Сидоренко откинулся на топчане и сдвинул фуражку на самый затылок. Не понял шутки, идиот, или действительно верит, что я враг? Первое мне безразлично, но второе…
— Ага, — процедил он наконец сквозь зубы, — ага, умный який сыскався! Я тебе дам пистолет, а ты ж меня и положишь туточки на мисте! Хе, хвашист, а хитрый!
Я опустил голову.
Положение заключенных врачей было двойственным: начальство нуждалось в нас, предоставляло работу по специальности, и это давало некоторое моральное удовлетворение. Как знающего иностранные языки меня даже вызывали в оперчекистскую часть цензуровать письма из-за границы, дело доходило даже до нелепостей. Но душевное спокойствие не длилось долго, потому что сейчас же какая-нибудь грубость, одно обидное слово, даже случайно оброненное, вонзалось глубоко в сердце, и потом оно болело днями и ночами, а тем временем наслаивались свежие обиды и боль, превращавшие наши сердца в кровоточащие раны, боль не утихала никогда. «Я страдаю, значит я живу», — с болью и возмущением сказал бы товарищ Декарт, доведись ему отбывать в нашем лагере четвертак за шпионаж в пользу папы римского.

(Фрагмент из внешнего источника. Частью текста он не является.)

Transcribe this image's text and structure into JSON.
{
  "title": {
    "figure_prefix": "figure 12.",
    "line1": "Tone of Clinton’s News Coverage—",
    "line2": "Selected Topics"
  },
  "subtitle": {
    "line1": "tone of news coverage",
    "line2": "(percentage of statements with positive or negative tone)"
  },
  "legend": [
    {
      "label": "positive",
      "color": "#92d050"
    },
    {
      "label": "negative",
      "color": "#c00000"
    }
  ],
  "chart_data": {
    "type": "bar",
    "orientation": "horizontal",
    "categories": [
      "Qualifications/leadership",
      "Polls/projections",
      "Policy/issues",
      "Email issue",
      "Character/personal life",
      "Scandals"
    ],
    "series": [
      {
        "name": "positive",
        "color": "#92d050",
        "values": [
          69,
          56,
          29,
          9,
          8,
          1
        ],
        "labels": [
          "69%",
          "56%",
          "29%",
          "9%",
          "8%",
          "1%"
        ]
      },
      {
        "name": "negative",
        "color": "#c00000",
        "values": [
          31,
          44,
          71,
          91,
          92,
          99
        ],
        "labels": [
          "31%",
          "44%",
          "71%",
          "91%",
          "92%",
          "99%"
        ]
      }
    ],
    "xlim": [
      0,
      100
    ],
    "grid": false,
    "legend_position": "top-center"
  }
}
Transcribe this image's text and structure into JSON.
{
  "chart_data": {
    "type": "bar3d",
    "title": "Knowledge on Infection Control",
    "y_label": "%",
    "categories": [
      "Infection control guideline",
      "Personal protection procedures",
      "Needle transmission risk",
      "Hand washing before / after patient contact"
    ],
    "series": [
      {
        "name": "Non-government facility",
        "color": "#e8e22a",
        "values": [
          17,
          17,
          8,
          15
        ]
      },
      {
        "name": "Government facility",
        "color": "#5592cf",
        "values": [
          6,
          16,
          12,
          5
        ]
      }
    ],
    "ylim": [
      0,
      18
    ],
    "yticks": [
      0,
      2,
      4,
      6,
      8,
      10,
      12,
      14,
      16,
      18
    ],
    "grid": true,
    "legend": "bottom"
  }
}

Я ничего не ответил и только крепче стиснул зубы.
Между тем привели девку — обыкновенную отказчицу, грязную, лохматую, в дырявой телогрейке и ватных штанах. Я мельком взглянул на учетную карточку и не нашел в ней ничего хорошего. Девка переступала с ноги на ногу и не поднимала низко опущенной головы.
— На что жалуешься? Что болит?
Она развела руками. Как врач я понимал, что этот жест выдал ее — она меня слышала. Без Сидоренко я бы с ней справился в два счета…
Начальник за ее спиной, кряхтя, полез в карман за пистолетом, щелкнул предохранителем и стал не спеша целиться в окно. И девка поняла, что за ее спиной что-то происходит: она пугливо вскинула на меня бледное, грязное и все-таки очень милое, почти детское лицо. Широко раскрытые серые глаза молили о помощи. Я едва успел подмигнуть ей, как грянул выстрел. Девка не вздрогнула, она поняла мой знак, только лицо все-таки передернулось от неожиданности.